会社が副業禁止する本当の理由

ご存知ですか?会社が副業禁止する本当の理由と対処法

副業は、法律で禁じられていません。だとすると、「本業がおろそかになる」という固定観念だけで家業である農業や資産運用など全部を禁止することはできません。さらに副業スタイルが多様化した今、会社に不利益をもたらさない副業について、会社も社員も納得する理由が必要になっています。

 

管理職や同僚からも白い眼で見られるのはなぜ?

法律で許されても周りは認めたくない

経営者は「給料を払って雇用している社員が副業をする」という行為を疎ましく思い、上司は職務に専念させることのできない「無能管理職として見られる不安」を抱き、同僚からは収入が多いことに対する妬みもあり「チームワークを乱す行為」と白い眼で見られます。

いずれにしても、組織の中で副業は周囲をヤキモキさせる行為であることは否定できません。

法律上、会社は副業を禁止できないことはよく知られていますが、では「副業可」としたときにメリットが生まれる社員と、逆の立場である会社それぞれ両者のプラス面とマイナス面を評価してみる必要がありそうです。

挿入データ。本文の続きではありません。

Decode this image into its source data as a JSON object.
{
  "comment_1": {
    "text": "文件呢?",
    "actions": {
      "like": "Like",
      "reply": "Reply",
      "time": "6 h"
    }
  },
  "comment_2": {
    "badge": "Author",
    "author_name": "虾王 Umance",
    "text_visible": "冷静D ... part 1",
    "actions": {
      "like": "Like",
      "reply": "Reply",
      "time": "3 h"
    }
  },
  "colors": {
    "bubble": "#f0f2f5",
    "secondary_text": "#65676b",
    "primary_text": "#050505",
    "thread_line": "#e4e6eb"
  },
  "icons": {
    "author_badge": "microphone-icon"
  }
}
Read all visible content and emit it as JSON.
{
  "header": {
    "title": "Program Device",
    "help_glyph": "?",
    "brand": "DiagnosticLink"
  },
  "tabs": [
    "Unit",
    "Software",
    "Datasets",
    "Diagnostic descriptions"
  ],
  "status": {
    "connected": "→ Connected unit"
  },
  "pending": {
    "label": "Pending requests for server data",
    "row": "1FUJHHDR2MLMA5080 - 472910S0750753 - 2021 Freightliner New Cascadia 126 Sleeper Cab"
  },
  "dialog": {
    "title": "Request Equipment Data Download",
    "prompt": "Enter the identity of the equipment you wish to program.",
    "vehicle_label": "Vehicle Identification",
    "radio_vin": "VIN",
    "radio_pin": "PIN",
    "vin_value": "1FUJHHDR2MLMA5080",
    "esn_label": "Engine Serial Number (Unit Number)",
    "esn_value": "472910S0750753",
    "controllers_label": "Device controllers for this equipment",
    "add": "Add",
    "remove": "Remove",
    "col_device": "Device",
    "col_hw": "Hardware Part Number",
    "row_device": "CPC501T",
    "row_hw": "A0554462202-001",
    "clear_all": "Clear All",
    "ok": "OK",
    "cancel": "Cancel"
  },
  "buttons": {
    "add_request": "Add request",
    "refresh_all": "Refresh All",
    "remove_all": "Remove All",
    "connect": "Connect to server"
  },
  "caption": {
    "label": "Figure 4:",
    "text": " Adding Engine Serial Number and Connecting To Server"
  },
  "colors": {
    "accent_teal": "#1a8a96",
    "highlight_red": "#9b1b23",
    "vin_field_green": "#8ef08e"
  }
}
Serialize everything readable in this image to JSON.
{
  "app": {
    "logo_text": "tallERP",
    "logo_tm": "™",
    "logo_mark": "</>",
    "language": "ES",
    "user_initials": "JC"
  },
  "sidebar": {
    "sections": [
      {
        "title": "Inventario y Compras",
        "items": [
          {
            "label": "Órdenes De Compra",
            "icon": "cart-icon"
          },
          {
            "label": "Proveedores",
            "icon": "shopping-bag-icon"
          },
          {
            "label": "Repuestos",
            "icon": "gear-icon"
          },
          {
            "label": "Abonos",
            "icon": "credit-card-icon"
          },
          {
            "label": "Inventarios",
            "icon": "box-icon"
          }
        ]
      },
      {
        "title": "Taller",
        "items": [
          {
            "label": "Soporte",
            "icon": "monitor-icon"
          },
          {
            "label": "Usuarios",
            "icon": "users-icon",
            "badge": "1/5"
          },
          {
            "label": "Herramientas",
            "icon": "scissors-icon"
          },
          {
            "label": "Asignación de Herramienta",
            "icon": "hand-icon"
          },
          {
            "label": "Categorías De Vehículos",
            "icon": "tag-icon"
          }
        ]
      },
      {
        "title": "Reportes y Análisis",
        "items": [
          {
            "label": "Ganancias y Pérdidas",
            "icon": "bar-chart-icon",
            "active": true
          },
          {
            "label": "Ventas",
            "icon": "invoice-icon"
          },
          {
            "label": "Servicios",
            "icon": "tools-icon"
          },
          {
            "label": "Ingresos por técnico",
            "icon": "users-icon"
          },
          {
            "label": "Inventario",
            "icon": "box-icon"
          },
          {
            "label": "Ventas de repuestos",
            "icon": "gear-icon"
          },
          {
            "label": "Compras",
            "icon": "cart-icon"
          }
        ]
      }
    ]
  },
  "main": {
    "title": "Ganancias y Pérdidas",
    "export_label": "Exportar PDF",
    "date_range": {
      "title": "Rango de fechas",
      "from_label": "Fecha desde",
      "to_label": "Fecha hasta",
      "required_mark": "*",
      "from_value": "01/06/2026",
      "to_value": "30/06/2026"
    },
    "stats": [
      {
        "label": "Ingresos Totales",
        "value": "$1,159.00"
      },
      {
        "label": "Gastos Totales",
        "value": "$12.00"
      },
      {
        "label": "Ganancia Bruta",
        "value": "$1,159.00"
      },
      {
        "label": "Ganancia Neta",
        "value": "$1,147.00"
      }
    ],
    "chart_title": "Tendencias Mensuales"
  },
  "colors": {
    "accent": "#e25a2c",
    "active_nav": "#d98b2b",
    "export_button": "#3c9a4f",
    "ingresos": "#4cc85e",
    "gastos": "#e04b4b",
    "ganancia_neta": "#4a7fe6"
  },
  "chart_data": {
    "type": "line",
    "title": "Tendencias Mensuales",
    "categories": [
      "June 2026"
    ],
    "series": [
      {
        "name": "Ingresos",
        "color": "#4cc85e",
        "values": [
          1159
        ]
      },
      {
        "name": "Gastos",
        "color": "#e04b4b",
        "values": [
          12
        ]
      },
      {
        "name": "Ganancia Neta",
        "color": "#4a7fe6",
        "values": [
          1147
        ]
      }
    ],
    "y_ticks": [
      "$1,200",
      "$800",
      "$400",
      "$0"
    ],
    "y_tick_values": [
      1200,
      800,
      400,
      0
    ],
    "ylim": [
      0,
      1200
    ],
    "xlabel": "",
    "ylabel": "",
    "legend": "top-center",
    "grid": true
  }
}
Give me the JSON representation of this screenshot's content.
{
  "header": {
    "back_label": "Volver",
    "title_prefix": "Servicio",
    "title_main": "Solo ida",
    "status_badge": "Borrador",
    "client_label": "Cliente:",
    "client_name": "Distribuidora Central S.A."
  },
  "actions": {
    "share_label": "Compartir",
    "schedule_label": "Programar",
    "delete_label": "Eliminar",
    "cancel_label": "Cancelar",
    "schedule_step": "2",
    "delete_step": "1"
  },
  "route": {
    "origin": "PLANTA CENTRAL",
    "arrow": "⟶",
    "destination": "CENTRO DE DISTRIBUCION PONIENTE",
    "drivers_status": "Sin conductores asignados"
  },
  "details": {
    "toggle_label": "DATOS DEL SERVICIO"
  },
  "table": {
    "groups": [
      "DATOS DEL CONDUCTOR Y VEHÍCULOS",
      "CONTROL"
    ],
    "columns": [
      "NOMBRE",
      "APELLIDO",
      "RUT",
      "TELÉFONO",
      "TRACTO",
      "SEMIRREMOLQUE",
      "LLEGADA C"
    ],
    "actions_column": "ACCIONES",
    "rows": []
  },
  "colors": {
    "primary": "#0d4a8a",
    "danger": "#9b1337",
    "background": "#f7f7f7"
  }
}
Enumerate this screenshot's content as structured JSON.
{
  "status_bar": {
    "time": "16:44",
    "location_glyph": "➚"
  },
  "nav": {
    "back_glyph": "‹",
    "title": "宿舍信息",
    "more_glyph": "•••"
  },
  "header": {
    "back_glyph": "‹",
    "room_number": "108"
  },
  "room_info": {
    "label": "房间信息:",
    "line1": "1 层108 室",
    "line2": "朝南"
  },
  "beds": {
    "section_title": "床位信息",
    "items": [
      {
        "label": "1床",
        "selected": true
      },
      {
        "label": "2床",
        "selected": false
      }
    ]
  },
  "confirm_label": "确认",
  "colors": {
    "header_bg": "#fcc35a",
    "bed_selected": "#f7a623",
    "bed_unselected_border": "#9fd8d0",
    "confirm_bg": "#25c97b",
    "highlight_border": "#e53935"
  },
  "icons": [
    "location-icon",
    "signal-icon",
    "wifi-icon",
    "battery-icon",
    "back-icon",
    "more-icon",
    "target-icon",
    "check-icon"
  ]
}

会社側として事情が理解できる、許容できる、納得できる副業とはどういうものであるかを明らかにすることで、副業禁止の範囲も見えてきます。

会社が副業禁止する本当の理由

1.本業がおろそかになるという固定観念

(1)背景が異なる3つの副業モデル

本業がおろそかになるという固定観念があります。

しかし、副業は大きく3つに分けて考えてみる必要があります。本業がありながら副業をする背景にはこの3つの異なる背景があることを無視することはできません。背景によっては会社も柔軟に対応せざるを得ないこともまた事実です。

①収入補てん及び能力や資産の活用

  • 1つは正社員としての年収が公務員よりも30%以上低い人が多い中小零細企業社員の場合です。
  • もう1つは、正社員として働きサラリーマンの平均的年収を超えている場合です。30~40代で年収300万円台の人と500~800万円あり趣味や特技の延長として副業する場合ではまったく事情は異なります。
  • もう1つ、家業である農業収入や不動産収入、自分の資産を活用するアパート経営や株取引などによって副業収入が発生している場合があります。

②収入アップ以上の目的がある

年収が低く生活費を増やすことが目的の人は自分の時間を割いてでも副収入を得たいと考えますが、本業で得る収入が高い人は、収入を増やすこと以上に特技や能力を活かせる喜びの方が大きいでしょう。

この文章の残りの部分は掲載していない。